10 ay geçti Vedatsız. Bazı günler çok zor bazı günler daha kolay ama hep özlemle geçti. Günler geçiyor hep geçiyor ve sanki takvim Vedatlı günlerden hızla uzaklaşıyor. Geçmese hep kalsa sanki ona yakın kalacakmışım gibi hissediyorum. Ama günler geçiyor. Önümde Vedatsız bir sürü yıl olacağını düşünmek çok korkutuyor beni. Öyle zamanlarda kendime bugünü atlat diyorum. Sadece bugünü geçirmeye bak. Çok düşünme anda kal.
Sabahları bazen çok kötü uyanıyorum, uyanır uyanmaz sanki kafamda bir matkap çalışıyor ve sürekli gidenleri hatırlatıyor.Kendimi evden çıkartmak çok zor oluyor. Aynada kendimle göz göze geldiğimde hemen gözlerimi kaçırıyorum. Bu mutsuz umutsuz halime Vedat’ın çok kızacağını düşünüyorum. Sonra o maskeyi takıyorum ve güne kaptırıyorum kendimi, göz yaşları sıkıştırdığında şimdi değil diye geri itiyorum. Akşamları kendimi sıkmaktan öyle yorgun oluyorum ki. İyi olmaya çalışmak çok çaba gerektiriyor, çok yorgunum ama bu yorgunluğu neyin geçireceğini de bilmiyorum.

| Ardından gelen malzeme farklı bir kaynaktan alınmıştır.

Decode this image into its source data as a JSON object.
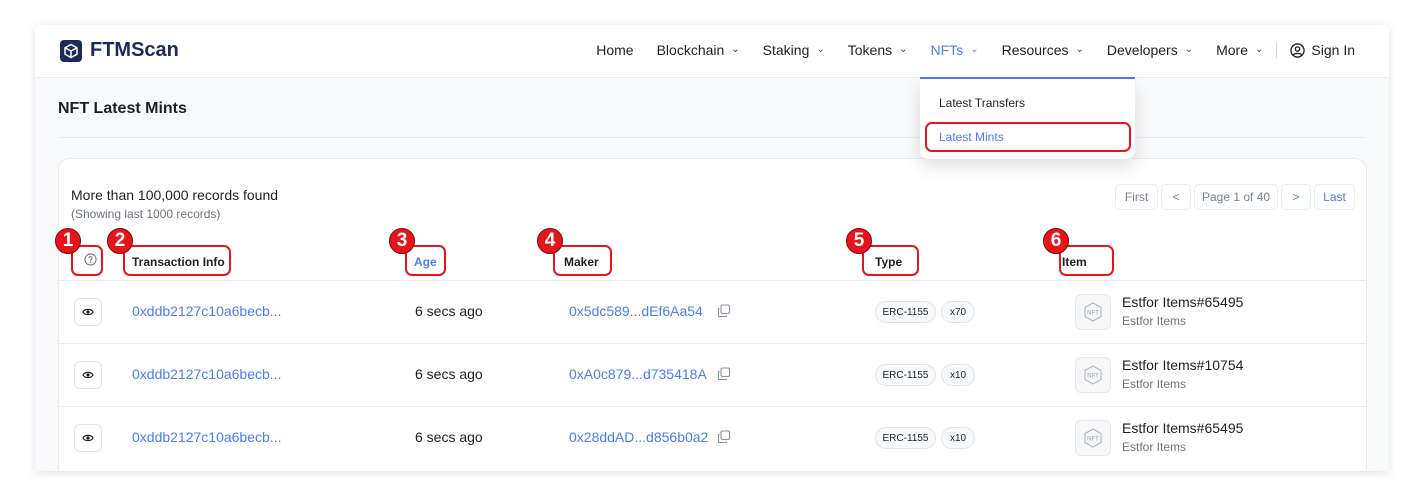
{
  "brand": {
    "name": "FTMScan",
    "color": "#1b2c5c"
  },
  "nav": {
    "items": [
      {
        "label": "Home",
        "has_menu": false
      },
      {
        "label": "Blockchain",
        "has_menu": true
      },
      {
        "label": "Staking",
        "has_menu": true
      },
      {
        "label": "Tokens",
        "has_menu": true
      },
      {
        "label": "NFTs",
        "has_menu": true,
        "active": true
      },
      {
        "label": "Resources",
        "has_menu": true
      },
      {
        "label": "Developers",
        "has_menu": true
      },
      {
        "label": "More",
        "has_menu": true
      }
    ],
    "sign_in": "Sign In",
    "accent": "#4a7cf7"
  },
  "dropdown": {
    "items": [
      {
        "label": "Latest Transfers",
        "active": false
      },
      {
        "label": "Latest Mints",
        "active": true
      }
    ]
  },
  "page": {
    "title": "NFT Latest Mints"
  },
  "summary": {
    "records": "More than 100,000 records found",
    "showing": "(Showing last 1000 records)"
  },
  "pagination": {
    "first": "First",
    "prev": "<",
    "page": "Page 1 of 40",
    "next": ">",
    "last": "Last"
  },
  "table": {
    "headers": {
      "transaction": "Transaction Info",
      "age": "Age",
      "maker": "Maker",
      "type": "Type",
      "item": "Item"
    },
    "rows": [
      {
        "tx": "0xddb2127c10a6becb...",
        "age": "6 secs ago",
        "maker": "0x5dc589...dEf6Aa54",
        "token_type": "ERC-1155",
        "qty": "x70",
        "item": "Estfor Items#65495",
        "collection": "Estfor Items"
      },
      {
        "tx": "0xddb2127c10a6becb...",
        "age": "6 secs ago",
        "maker": "0xA0c879...d735418A",
        "token_type": "ERC-1155",
        "qty": "x10",
        "item": "Estfor Items#10754",
        "collection": "Estfor Items"
      },
      {
        "tx": "0xddb2127c10a6becb...",
        "age": "6 secs ago",
        "maker": "0x28ddAD...d856b0a2",
        "token_type": "ERC-1155",
        "qty": "x10",
        "item": "Estfor Items#65495",
        "collection": "Estfor Items"
      }
    ]
  },
  "nft_icon_label": "NFT",
  "annotations": {
    "numbers": [
      "1",
      "2",
      "3",
      "4",
      "5",
      "6"
    ],
    "highlight_color": "#e8141c"
  }
}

Çok özlüyorum, eski hayatımın her anını özlüyorum. Vedat’ın bir daha gelmeyeceğini kabul edemiyorum. Her an arayacak her an kapıdan girecekmiş gibi hissediyorum. Her hücremle herşeyini özlüyorum. Zamanın acıyı geçirmediğini çoktan öğrendim. Zaman sadece özlemi büyütüyor. İnsan zamanla acısını saklamayı iyi öğreniyor bence. Artıkla başlayan iyi niyetli öneriler duymamak için artık hayata devam ediyorum rolüyle herkesi kandırmayı öğrenmeye yarıyor zaman.